A evolução da humanidade esteve desde sempre fundamentalmente ligada ao desenvolvimento científico e tecnológico. Foi através das descobertas da ciência que o modo de pensar baseado na superstição e no dogma foi substituído e finalmente abandonado. E apesar de existirem bolsas geográficas e segmentos na sociedade que ainda insistem em ver o mundo segundo padrões pré-científicos, a ciência é a forma hegemónica de interpretar e relacionar os factos do mundo concreto.
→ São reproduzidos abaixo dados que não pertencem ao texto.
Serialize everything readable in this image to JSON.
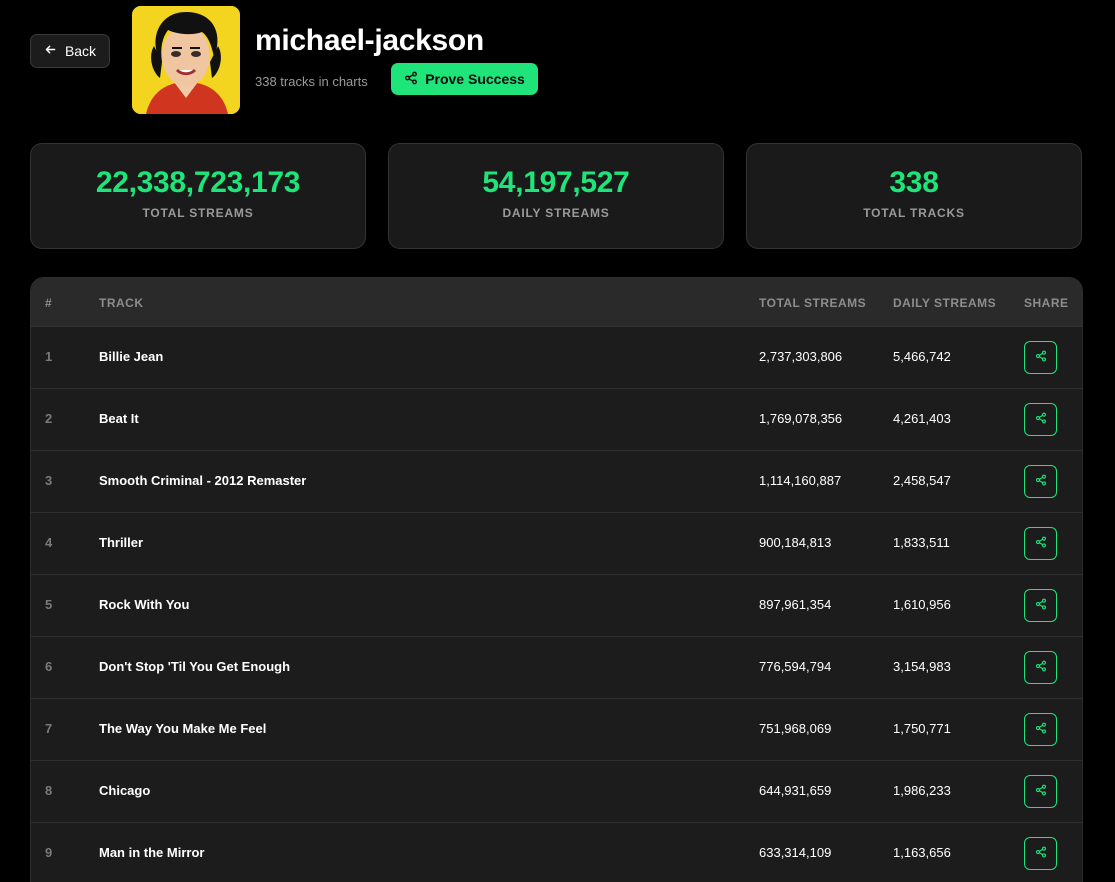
{
  "nav": {
    "back_label": "Back"
  },
  "artist": {
    "name": "michael-jackson",
    "tracks_in_charts": "338 tracks in charts",
    "prove_label": "Prove Success"
  },
  "stats": [
    {
      "value": "22,338,723,173",
      "label": "TOTAL STREAMS"
    },
    {
      "value": "54,197,527",
      "label": "DAILY STREAMS"
    },
    {
      "value": "338",
      "label": "TOTAL TRACKS"
    }
  ],
  "table": {
    "headers": {
      "rank": "#",
      "track": "TRACK",
      "total": "TOTAL STREAMS",
      "daily": "DAILY STREAMS",
      "share": "SHARE"
    },
    "rows": [
      {
        "rank": "1",
        "track": "Billie Jean",
        "total": "2,737,303,806",
        "daily": "5,466,742"
      },
      {
        "rank": "2",
        "track": "Beat It",
        "total": "1,769,078,356",
        "daily": "4,261,403"
      },
      {
        "rank": "3",
        "track": "Smooth Criminal - 2012 Remaster",
        "total": "1,114,160,887",
        "daily": "2,458,547"
      },
      {
        "rank": "4",
        "track": "Thriller",
        "total": "900,184,813",
        "daily": "1,833,511"
      },
      {
        "rank": "5",
        "track": "Rock With You",
        "total": "897,961,354",
        "daily": "1,610,956"
      },
      {
        "rank": "6",
        "track": "Don't Stop 'Til You Get Enough",
        "total": "776,594,794",
        "daily": "3,154,983"
      },
      {
        "rank": "7",
        "track": "The Way You Make Me Feel",
        "total": "751,968,069",
        "daily": "1,750,771"
      },
      {
        "rank": "8",
        "track": "Chicago",
        "total": "644,931,659",
        "daily": "1,986,233"
      },
      {
        "rank": "9",
        "track": "Man in the Mirror",
        "total": "633,314,109",
        "daily": "1,163,656"
      }
    ]
  },
  "colors": {
    "accent": "#1ee47a",
    "background": "#000000",
    "card": "#1a1a1a"
  }
}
Essa dimensão social da ciência levanta inúmeras questões acerca do valor económico das descobertas científicas e, em última instância, sobre a independência dos protagonistas. E naturalmente, não há porque assumir que esses condicionantes não influenciem a leitura histórica das descobertas quando colocadas em perspectiva. Mas para além dessas questões, há uma dimensão puramente epistemológica, que, pelo menos para os cientistas, é a mais fascinante de todas. Questões que poderiam ser sintetizadas em duas perguntas chave: Como se deve qualificar uma descoberta científica? Pelo seu pioneirismo, ou pelo espaço conceptual e metodológico que funda e abre? São em torno dessas duas questões que a interessante peça “Oxigénio” concentra o seu foco cénico, mais especificamente, através duma engenhosa alternância narrativa que situa os personagens em 1777 e em 2001, o ano do Centenário da instituição do Prémio Nobel.
Num interessante exercício de ficção, imaginam os seus autores, Carl Djerassi, figura central na síntese da pílula anti-concepcional, e Roald Hoffmann, Prémio Nobel de Química de 1981, que a Fundação Nobel decidiu instituir o Prémio “Retro-Nobel” de modo a galardoar as grandes descobertas que precederam a criação dos Prémios Nobel. Assim, a peça retrata como o Comité Químico da Real Academia Sueca das Ciências, encarregue da escolha pela Fundação Nobel, supõe inicialmente ter em mãos uma tarefa relativamente simples, dado que a ciência de então estaria mais livre de controvérsia, de disputas sobre a prioridade, e do sensacionalismo decorrente. Assim, decide o Comité Químico focar a sua atenção na descoberta do Oxigénio, que deu origem à revolução química. Nesse contexto, Antoine Laurent Lavoisier (1743-1794) é uma escolha aparentemente incontornável, tendo em vista o conjunto dos procedimentos metodológicos que criou e que lhe permitiu no período de 1770-1780 explicar a natureza da combustão, da ferrugem, e da respiração animal, e do papel do oxigénio nestes processos. Mas o que dizer dos que efectivamente descobriram independentemente o fundamental elemento químico pela primeira vez? Mais concretamente, o farmacêutico sueco Carl Wilhelm Scheele (1742-1786), o primeiro a descobrir o "ar-fogo" supostamente em 1774, e o sacerdote unitarista inglês Joseph Priestley (1733-1804), que descobre o oxigénio pouco depois, mas que não abdica de interpretar a sua descoberta em termos da equivocada teoria do flogisto, segundo a qual todos os materiais combustíveis contém uma substância inodora, incolor e sem peso que é libertada quando da combustão.
Mas se em 2001 o Comité rapidamente percebe que qualquer escolha não estava livre de dificuldades, a situação não fica menos simples à luz dos acontecimentos de 1777, quando os três cavalheiros e as respectivas esposas são convidados do Rei Gustavo III da Suécia para expor as suas descobertas na sua corte em Estocolmo.
Um texto de grande interesse e com soluções cénicas de grande originalidade. Também digna de menção é a tradução do professor Manuel João Monte, professor de química da Faculdade de Ciências da Universidade do Porto.